Environmental activists have lashed out at the government over its latest list of environmentally responsible companies, saying it has recognized firms with questionable green credentials.
Henri Subagiyo, executive director of the Indonesian Center for Environmental Law (ICEL), said on Friday that the 2011 Proper Index, in which companies volunteer to be assessed and rated for their environmental stewardship, was fundamentally flawed.
“We reject the Proper Index because its rating mechanism is not standardized,” Henri said. “It cannot be used as a legitimate measure [of a company’s environmental impact] because it doesn’t comply [with prevailing standards].”
The index assigns color codes to companies based on their environmental credentials, with black for the worst polluters and gold for those who go “beyond compliance.” While the index serves to name and shame polluting companies, it does not punish offenders or require them to clean up their acts.
In this year’s list, released late last month, the companies awarded gold ratings included oil firm Medco E&P for its Rimau oil block in South Sumatra; Chevron Geothermal Salak, operating in West Java; and Badak NGL, which runs a liquefied natural gas plant in East Kalimantan.
Others were Pertamina Geothermal for its Kamojang field in West Java, and cement producer Holcim for its Cilacap plant in Central Java.
“The government needs to be judicious about awarding these ratings because they inform public opinion,” Henri said.
“A company can claim that it has complied with environmental regulations yet still be in conflict with local residents.”
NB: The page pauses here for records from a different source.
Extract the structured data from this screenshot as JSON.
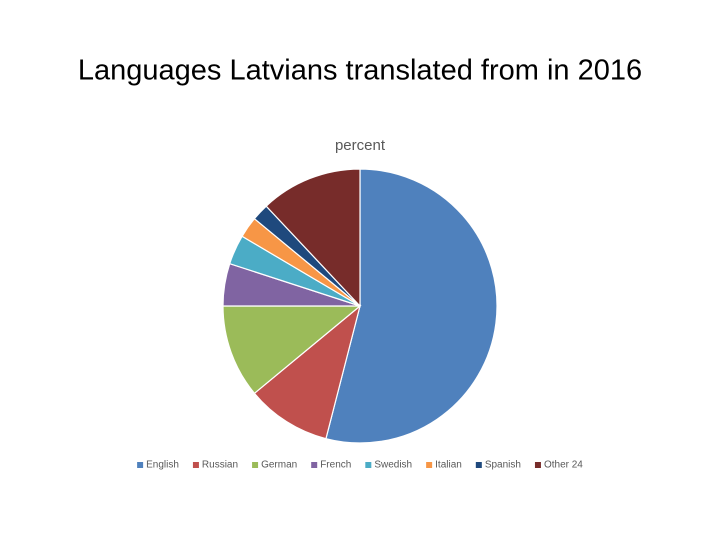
{
  "title": "Languages Latvians translated from in 2016",
  "chart_data": {
    "type": "pie",
    "title": "percent",
    "categories": [
      "English",
      "Russian",
      "German",
      "French",
      "Swedish",
      "Italian",
      "Spanish",
      "Other 24"
    ],
    "values": [
      54,
      10,
      11,
      5,
      3.5,
      2.5,
      2,
      12
    ],
    "colors": [
      "#4f81bd",
      "#c0504d",
      "#9bbb59",
      "#8064a2",
      "#4bacc6",
      "#f79646",
      "#1f497d",
      "#772c2a"
    ],
    "legend": "bottom"
  }
}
The ICEL and several other nongovernmental organizations, including the Mining Advocacy Network (Jatam), have filed a formal protest with the Environment Ministry over the 2011 Proper Index.
They contend that in addition to the gold ratings not being merited, some of the companies with a green rating, the second-highest in the index, are clearly undeserving of the honor.
They cited, among others, Newmont Nusa Tenggara, which operates the Batu Hijau copper and gold mine in Sumbawa, West Nusa Tenggara. The company’s practice of dumping tailings into the sea has earned it the ire of environmentalists and the local population, although it contends that the practice is environmentally sound.
In their protest letter, the NGOs are calling for these companies’ ratings to be rescinded and for a serious environmental evaluation to be carried out into their operations.